No rooflines, no doorways, no clear sense of entry or exit, only the faint geometry of walls sinking back into the earth and the slight rise of platforms where floors once were. What makes the place quietly unsettling is precisely this absence of drama. It does not look ruined so much as simply erased, the kind of erasure that accumulates over centuries rather than announcing itself.
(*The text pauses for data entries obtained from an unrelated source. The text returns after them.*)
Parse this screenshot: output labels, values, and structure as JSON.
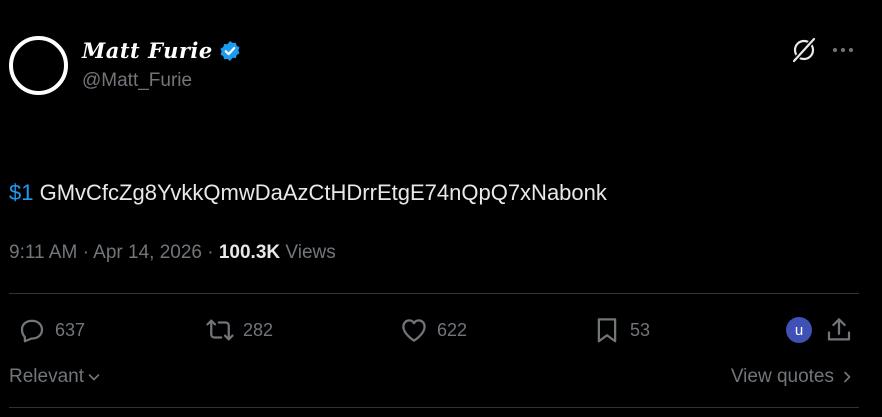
{
  "author": {
    "display_name": "Matt Furie",
    "handle": "@Matt_Furie",
    "verified": true
  },
  "tweet": {
    "cashtag": "$1",
    "text": " GMvCfcZg8YvkkQmwDaAzCtHDrrEtgE74nQpQ7xNabonk"
  },
  "meta": {
    "time": "9:11 AM",
    "separator": " · ",
    "date": "Apr 14, 2026",
    "views_count": "100.3K",
    "views_label": " Views"
  },
  "actions": {
    "replies": "637",
    "reposts": "282",
    "likes": "622",
    "bookmarks": "53",
    "user_badge": "u"
  },
  "footer": {
    "sort_label": "Relevant",
    "view_quotes_label": "View quotes"
  },
  "colors": {
    "background": "#000000",
    "accent": "#1d9bf0",
    "muted": "#71767b",
    "text": "#e7e9ea",
    "badge": "#3f51b5"
  },
  "icons": [
    "verified-badge-icon",
    "grok-icon",
    "more-icon",
    "reply-icon",
    "repost-icon",
    "like-icon",
    "bookmark-icon",
    "share-icon",
    "chevron-down-icon",
    "chevron-right-icon"
  ]
}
Oughtmama sits within a large ecclesiastical enclosure that contains three early medieval churches, a site of considerable religious significance in the Burren. The deserted settlement lies about 45 metres east of the most easterly of those churches, and the two Ordnance Survey six-inch maps of 1840 and 1921 both name it plainly as 'Oughtmama Town', suggesting that the memory of a functioning settlement was still legible to surveyors even as the physical remains were diminishing. By 1996 it was formally classified as a deserted settlement. Three houses survive in a row, each oriented northeast to southwest. The northernmost is the best preserved, with internal dimensions of roughly 10.4 metres by 4.5 metres and walls that still rise as much as 0.8 metres in places. A window embrasure survives on the east wall, narrowing from an internal width of 1.4 metres toward the outside, a detail that gives a rare sense of what the interior light might once have been like. The two houses further south are considerably more reduced, surviving mainly as earthen platforms defined by low scarps rather than standing walls.
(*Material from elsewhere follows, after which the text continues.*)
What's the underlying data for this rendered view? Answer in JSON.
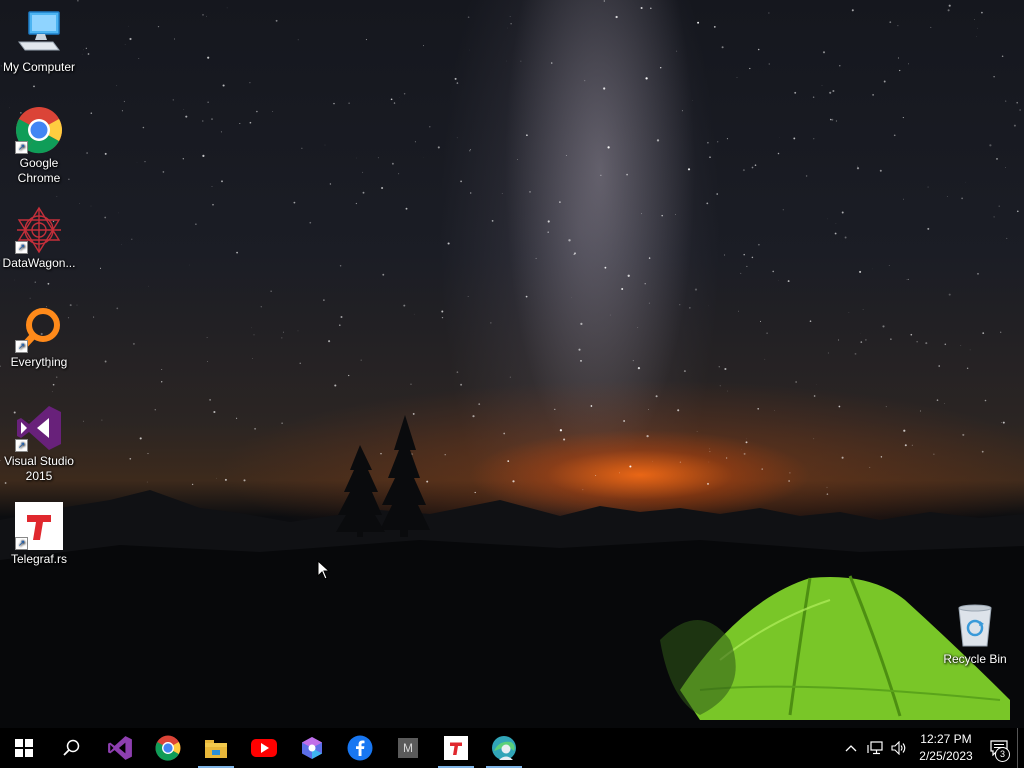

The site is reached by orienting yourself from the churches rather than from any obvious path to the houses themselves. The three platforms are arranged in a line running south from the best-preserved structure, each a little more worn than the last, the southernmost little more than a slight change in ground level with a short stretch of double-faced walling at its eastern edge. A double-faced wall is simply one built with two parallel outer faces and a rubble core, as opposed to a single skin of loosely stacked stone. Even knowing what to look for, it requires some patience to read the landscape here.